Feel free to provide and support a "stable" branch/fork that meets your standards.

Be the change you want to see!

Edit to comment on the edit:

> Edit: Downvote me all you want

I don't generally downvote, but if I were going to I would not need your permission :)

> that's reality folks, if you don't release v1.0.0, the interface you consume can change without you realizing it.

I assume you meant "present" there rather than "consume"?

Anyway, 1.0.0 is just a number. Without relevant promises and a track record and/or contract to back them up breaking changes are as likely there as with any other number. A "version 0.x.x" of a well used and scrutinized open source project is more reliable and trustworthy than something that has just had a 1.0.0 sticker slapped on it.

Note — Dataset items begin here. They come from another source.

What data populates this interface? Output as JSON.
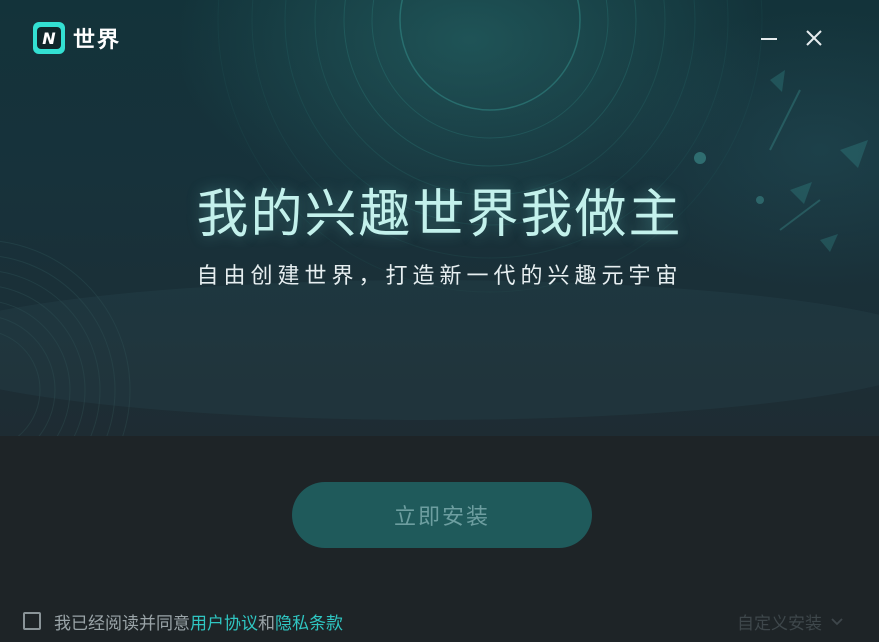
{
  "app": {
    "logo_letter": "N",
    "logo_name": "世界",
    "accent_color": "#33e0d2"
  },
  "window_controls": {
    "minimize_icon": "minimize-icon",
    "close_icon": "close-icon"
  },
  "hero": {
    "headline": "我的兴趣世界我做主",
    "subline": "自由创建世界，打造新一代的兴趣元宇宙"
  },
  "install": {
    "button_label": "立即安装",
    "button_color": "#1f5a5b"
  },
  "agreement": {
    "checked": false,
    "prefix": "我已经阅读并同意",
    "user_agreement": "用户协议",
    "conjunction": "和",
    "privacy_terms": "隐私条款",
    "link_color": "#2fc6c2"
  },
  "custom_install": {
    "label": "自定义安装",
    "icon": "chevron-down-icon"
  }
}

Edit after more parent edits: or go with one of the other many versioning schemes. Maybe ItIsFunToWindUpEntitledDicksVer Which says "stick with 0.x for eternity, go on, you know you want to!".


Another person who thinks semver is some kind of eldritch law-magic, serving well to illustrate the primary way in which semver was and is a mistake.

Sacrificing a version number segment as a permanent zero prefix to keep them away is the most practical way to appease semver's fans, given that they exist in numbers and make ill-conceived attempts to depend on semver's purported eldritch law-magics in tooling. It's a bit like the "Mozilla" in browser user-agents; I hope we can stop at one digit sacrificed, rather than ending up like user-agents did, though.

In other words, 0ver, unironically. Pray we do not need 0.0ver.